The exhibit also features examples of Goldberg’s other artistic work, namely, his drawings and furniture designs. His sketches, “Study of Circles,” “Study of Bottles,” “Study of Male Nude,” and other such “studies,” look very art student–esque. Even the best of the drawings, “Servant of Two Masters Costume Design,” which comically depicts a large man with a small head and thick black glasses wearing a fat, oval penguin suit, is hardly notable compared to Goldberg’s other work. His furniture is more interesting, though similarly amateurish. A clunky, Lucite-topped coffee table has legs made of bicycles spokes. Another table looks like a giant white dinner plate, with a slightly hollowed center, and a large, plush chair has, puzzlingly, only one arm.

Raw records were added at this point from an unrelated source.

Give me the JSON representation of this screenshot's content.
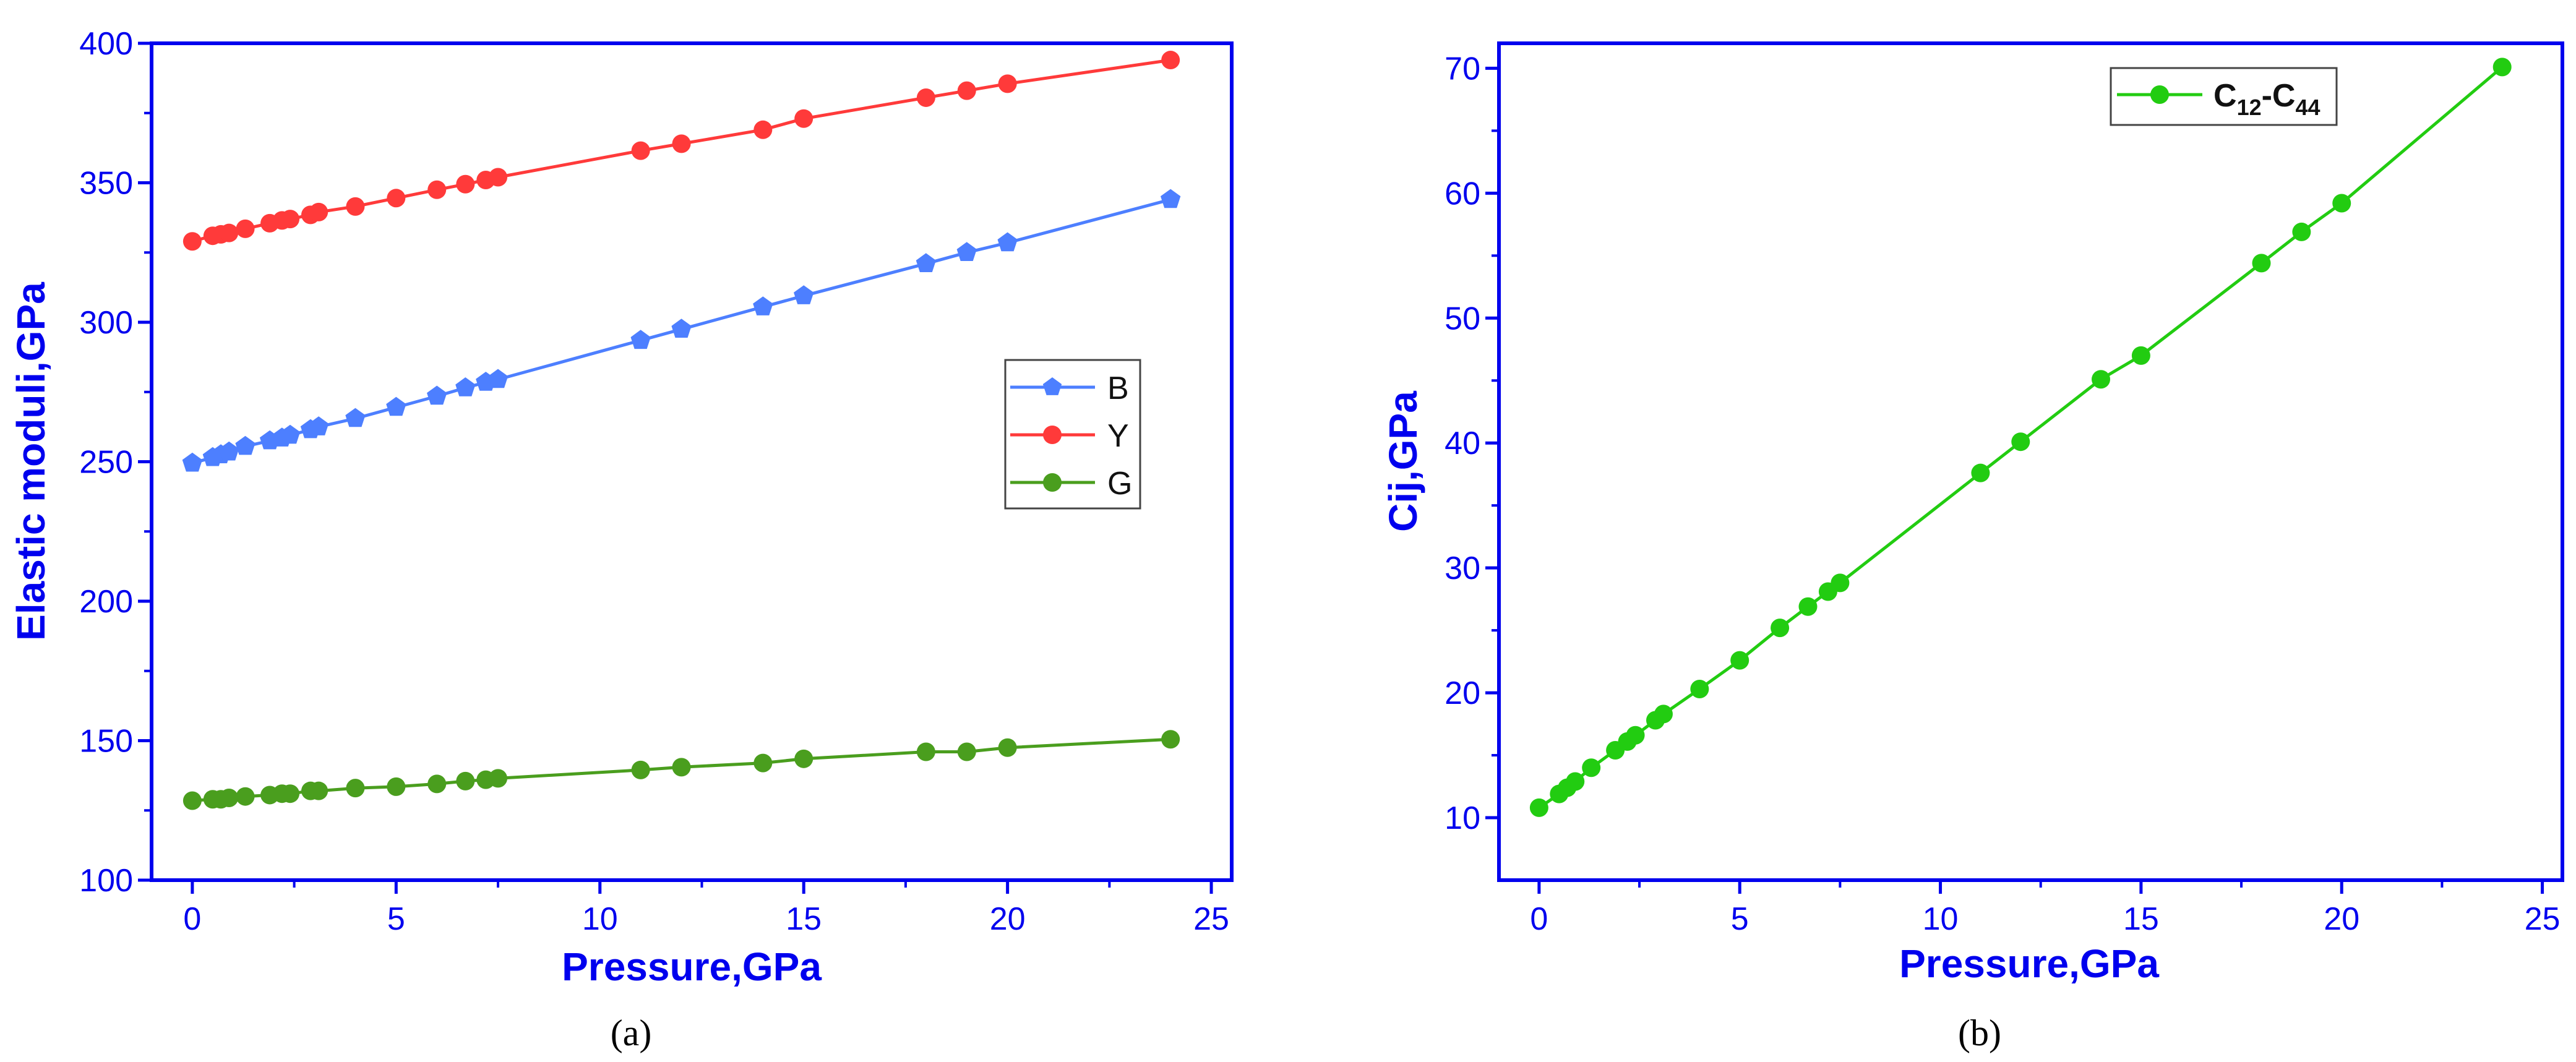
{
  "chart_data": [
    {
      "type": "line",
      "panel_label": "(a)",
      "xlabel": "Pressure,GPa",
      "ylabel": "Elastic moduli,GPa",
      "xlim": [
        -1,
        25.5
      ],
      "ylim": [
        100,
        400
      ],
      "x_ticks": [
        0,
        5,
        10,
        15,
        20,
        25
      ],
      "y_ticks": [
        100,
        150,
        200,
        250,
        300,
        350,
        400
      ],
      "grid": false,
      "legend_position": "right-middle",
      "x": [
        0,
        0.5,
        0.7,
        0.9,
        1.3,
        1.9,
        2.2,
        2.4,
        2.9,
        3.1,
        4,
        5,
        6,
        6.7,
        7.2,
        7.5,
        11,
        12,
        14,
        15,
        18,
        19,
        20,
        24
      ],
      "series": [
        {
          "name": "B",
          "color": "#4d7fff",
          "marker": "pentagon",
          "values": [
            249.5,
            251.5,
            252.5,
            253.5,
            255.5,
            257.5,
            258.5,
            259.5,
            261.5,
            262.5,
            265.5,
            269.5,
            273.5,
            276.5,
            278.5,
            279.5,
            293.5,
            297.5,
            305.5,
            309.5,
            321,
            325,
            328.5,
            344
          ]
        },
        {
          "name": "Y",
          "color": "#ff3a3a",
          "marker": "circle",
          "values": [
            329,
            331,
            331.5,
            332,
            333.5,
            335.5,
            336.5,
            337,
            338.5,
            339.5,
            341.5,
            344.5,
            347.5,
            349.5,
            351,
            352,
            361.5,
            364,
            369,
            373,
            380.5,
            383,
            385.5,
            394
          ]
        },
        {
          "name": "G",
          "color": "#4a9e1e",
          "marker": "circle",
          "values": [
            128.5,
            129,
            129,
            129.5,
            130,
            130.5,
            131,
            131,
            132,
            132,
            133,
            133.5,
            134.5,
            135.5,
            136,
            136.5,
            139.5,
            140.5,
            142,
            143.5,
            146,
            146,
            147.5,
            150.5
          ]
        }
      ]
    },
    {
      "type": "line",
      "panel_label": "(b)",
      "xlabel": "Pressure,GPa",
      "ylabel": "Cij,GPa",
      "xlim": [
        -1,
        25.5
      ],
      "ylim": [
        5,
        72
      ],
      "x_ticks": [
        0,
        5,
        10,
        15,
        20,
        25
      ],
      "y_ticks": [
        10,
        20,
        30,
        40,
        50,
        60,
        70
      ],
      "grid": false,
      "legend_position": "top-right",
      "x": [
        0,
        0.5,
        0.7,
        0.9,
        1.3,
        1.9,
        2.2,
        2.4,
        2.9,
        3.1,
        4,
        5,
        6,
        6.7,
        7.2,
        7.5,
        11,
        12,
        14,
        15,
        18,
        19,
        20,
        24
      ],
      "series": [
        {
          "name": "C12-C44",
          "legend_main": "C",
          "legend_sub1": "12",
          "legend_sep": "-C",
          "legend_sub2": "44",
          "color": "#22cc11",
          "marker": "circle",
          "values": [
            10.8,
            11.9,
            12.4,
            12.9,
            14,
            15.4,
            16.1,
            16.6,
            17.8,
            18.3,
            20.3,
            22.6,
            25.2,
            26.9,
            28.1,
            28.8,
            37.6,
            40.1,
            45.1,
            47,
            54.4,
            56.9,
            59.2,
            70.1
          ]
        }
      ]
    }
  ]
}
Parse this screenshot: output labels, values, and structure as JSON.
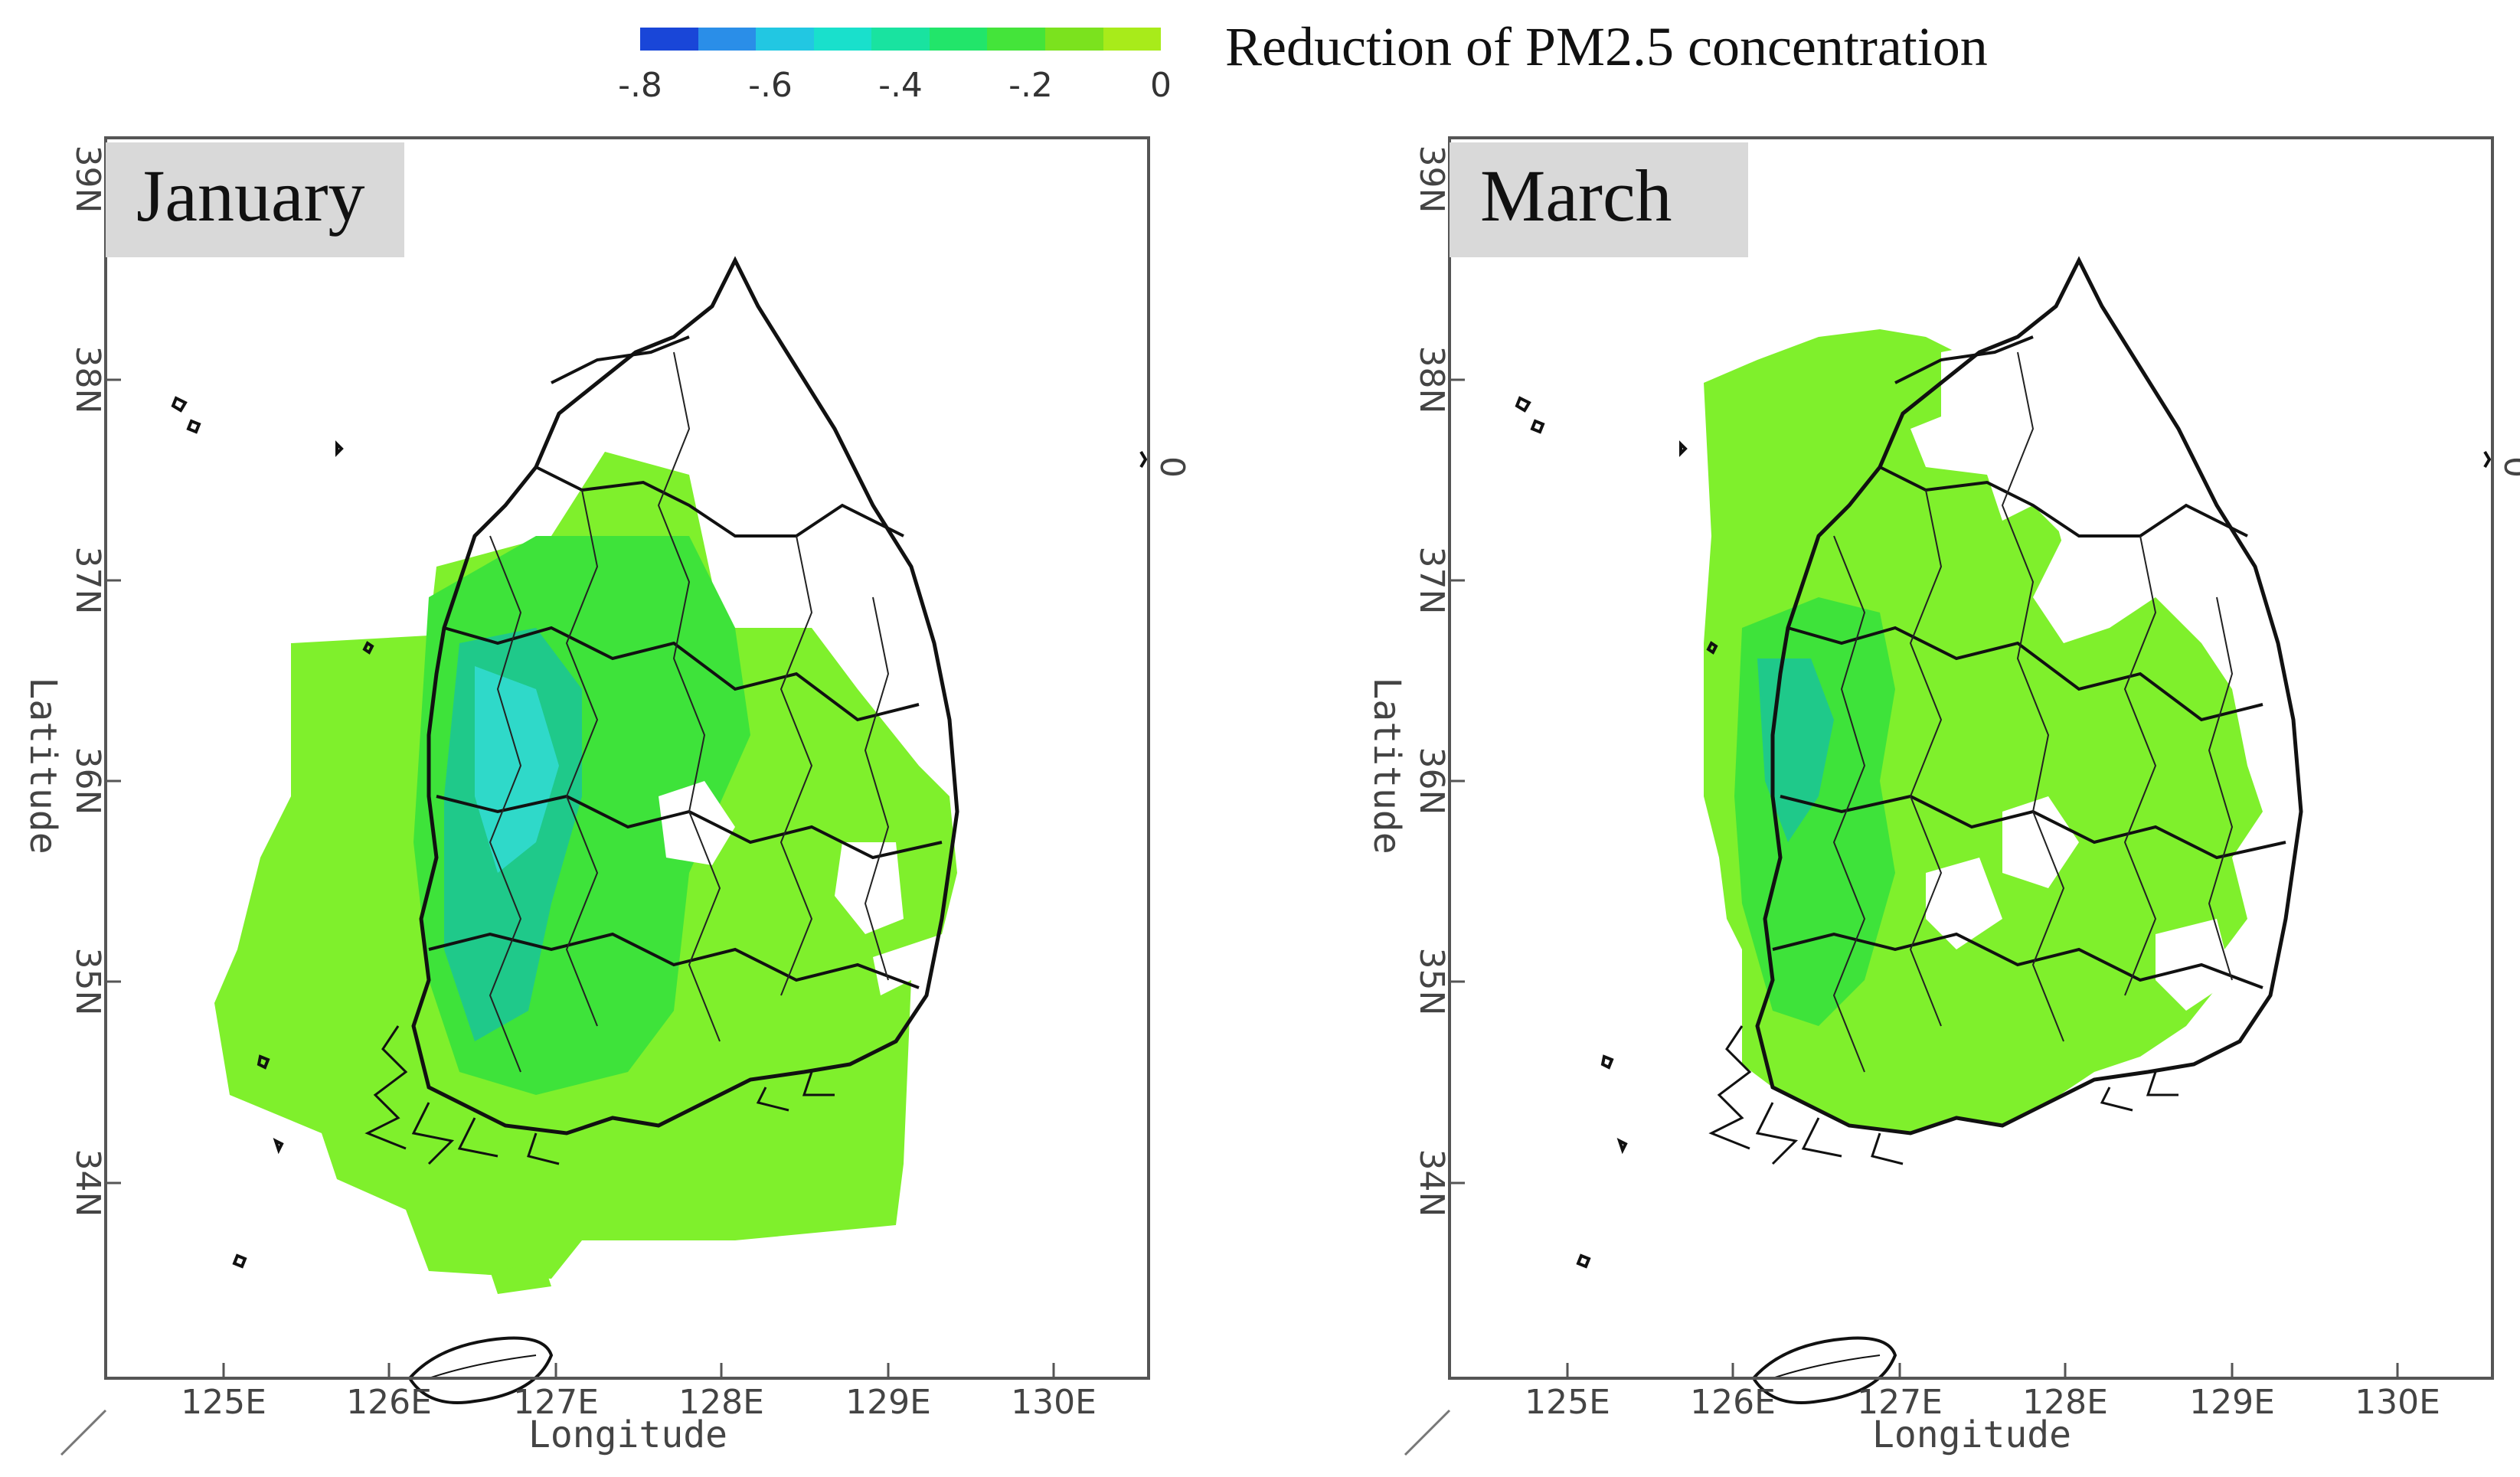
{
  "legend": {
    "title": "Reduction of PM2.5 concentration",
    "ticks": [
      "-.8",
      "-.6",
      "-.4",
      "-.2",
      "0"
    ],
    "colors": [
      "#1946d8",
      "#2a8ee8",
      "#22c7e2",
      "#19e0cc",
      "#19e3a0",
      "#22e56a",
      "#44e43a",
      "#7be21e",
      "#a8eb1a"
    ]
  },
  "panels": [
    {
      "title": "January",
      "x_ticks": [
        "125E",
        "126E",
        "127E",
        "128E",
        "129E",
        "130E"
      ],
      "y_ticks": [
        "34N",
        "35N",
        "36N",
        "37N",
        "38N",
        "39N"
      ],
      "xlabel": "Longitude",
      "ylabel": "Latitude",
      "right_tick": "0"
    },
    {
      "title": "March",
      "x_ticks": [
        "125E",
        "126E",
        "127E",
        "128E",
        "129E",
        "130E"
      ],
      "y_ticks": [
        "34N",
        "35N",
        "36N",
        "37N",
        "38N",
        "39N"
      ],
      "xlabel": "Longitude",
      "ylabel": "Latitude",
      "right_tick": "0"
    }
  ],
  "colors": {
    "light_green": "#7ff02c",
    "mid_green": "#3ee33a",
    "cyan": "#2fd9c9",
    "blue_green": "#1fc98a",
    "outline": "#111111",
    "frame": "#555555",
    "title_box": "#d9d9d9"
  }
}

If there’s one thing to take away from the exhibit, it’s the great variety in Goldberg’s work. Initially, he worked in manufacturing and designed freight cars, sketches of which are on display. He designed a bathroom that would simplify plumbing and decrease the cost of construction, but it was never widely adopted because it conflicted with deep-seated building codes and trade practices. At one point he obsessed over the idea of mobility, designing the “Mobile Penicillin Lab” and “Mobile Delousing Unit”, among others, none of which were ever built. His plans for the “Mobile Delousing Station African Theater” are on display at the exhibit.

While many of Goldberg’s sketches and designs may only interest architects or Goldberg fanatics, the exhibit, with its plethora of information, is smartly designed to entice the rest of us, too. However, even this dazzling show cannot save an amateur architect critic from noticing the often unsophisticated nature of the work.